Financial media company MarketBeat polled 1,500 singles across the U.S. on financial red flags in dating, including the minimum credit score threshold for walking away. Nationally, the cutoff sits at 504 and below as an automatic “no.” State-by-state variations show stark differences: North Dakota and South Dakota lead with the highest expectations at 600 and 591, respectively, while West Virginia sets the lowest bar at 472.

Maryland’s 509 threshold aligns with the state’s economic profile—high incomes paired with elevated living costs in areas like the Washington suburbs and Southern Maryland counties of Calvert, Charles, and St. Mary’s. Singles here appear to prioritize partners who demonstrate financial responsibility amid expenses for housing, commuting, and family needs.
The survey underscores how economic pressures, including inflation and stretched budgets, elevate money matters in romance. “Money doesn’t replace romance, but it absolutely shapes it,” MarketBeat Founder Matt Paulson said. “What this study shows is that singles aren’t necessarily looking for wealth – they want stability. In an unpredictable economy, financial responsibility is becoming as attractive as good conversation, shared values, or chemistry.”
Top financial turn-offs include constantly borrowing from friends or family (27%), large hidden debts (21%), living paycheck-to-paycheck without budgeting plans (19%), and chasing get-rich-quick schemes (15%). Excessive day-trading or risky investments deter 10%, while frequent crypto-gambling impacts 8%.
On hidden debt discovery, reactions vary: 11% call it an immediate deal-breaker, 63% want context before deciding, 11% view it as a major concern but not fatal, and 15% say it wouldn’t matter.
Positive traits boost appeal: maintaining an emergency fund (30%), regular monthly savings (28%), paying credit cards in full each month (26%), and having a clear retirement plan (17%).
When relationships deepen, 41% demand full transparency on income, savings, and debts; 31% focus on spending habits only; 16% on debts alone; 3% want minimal openness; and 9% have no expectations.
Worst habits in a partner: maxing out credit cards (25%), impulsive high-risk investments (25%), no retirement savings (18%), frequent borrowing from others (10%), and no budgeting (22%).
Financial mismatches spark tension most often when one saves and the other spends (45%), or one plans long-term while the other lives day-to-day (29%). Heavy investing versus risk-aversion divides 19%, and large income gaps affect 6%.
For long-term outlook, 44% flag no retirement plan in a partner’s 30s or 40s as a major red flag, 24% see it as mild concern, and 32% dismiss it.
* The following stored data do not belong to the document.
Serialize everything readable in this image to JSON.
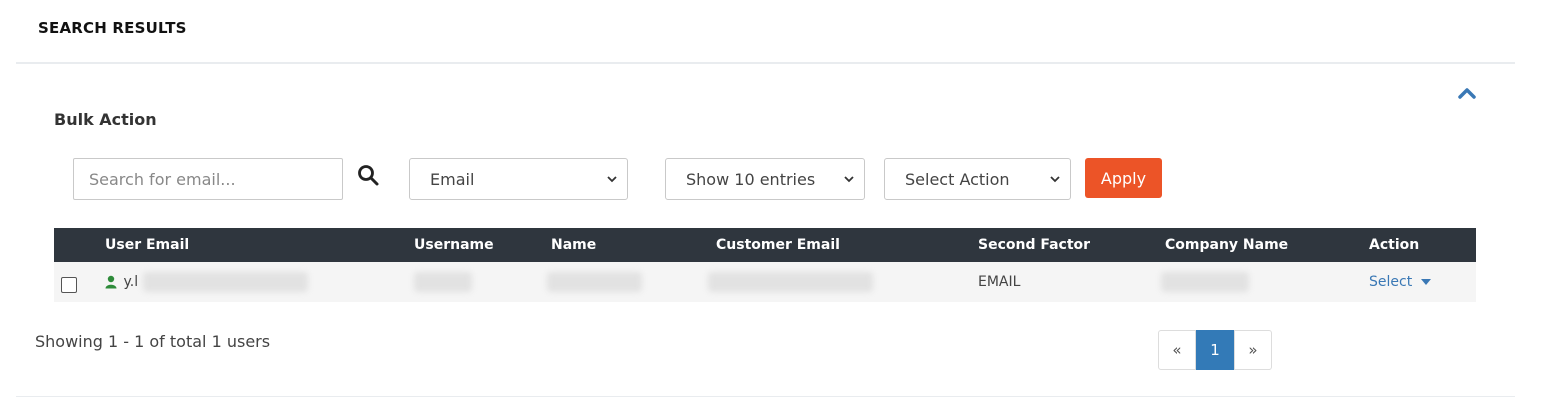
{
  "header": {
    "title": "SEARCH RESULTS"
  },
  "bulk": {
    "label": "Bulk Action",
    "search_placeholder": "Search for email...",
    "filter_select": "Email",
    "entries_select": "Show 10 entries",
    "action_select": "Select Action",
    "apply_label": "Apply"
  },
  "table": {
    "headers": [
      "User Email",
      "Username",
      "Name",
      "Customer Email",
      "Second Factor",
      "Company Name",
      "Action"
    ],
    "rows": [
      {
        "user_email": "y.l",
        "second_factor": "EMAIL",
        "action": "Select"
      }
    ]
  },
  "footer": {
    "summary": "Showing 1 - 1 of total 1 users",
    "pagination": {
      "prev": "«",
      "current": "1",
      "next": "»"
    }
  },
  "colors": {
    "apply": "#ec5427",
    "header_bg": "#2f363e",
    "link": "#3a78b5",
    "active_page": "#337ab7",
    "user_icon": "#2e8b3a"
  },
  "icons": [
    "chevron-up-icon",
    "search-icon",
    "chevron-down-icon",
    "user-icon",
    "caret-down-icon"
  ]
}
Overall, 67% agree financial incompatibility justifies ending a relationship, versus 33% who disagree.
The findings reflect broader shifts in dating, where practical compatibility—especially around money—gains weight in high-cost regions like Maryland. Southern Maryland singles, balancing military ties, commuting to D.C., and local economies, may echo the state’s pragmatic stance, viewing solid credit as a marker of shared reliability in partnerships.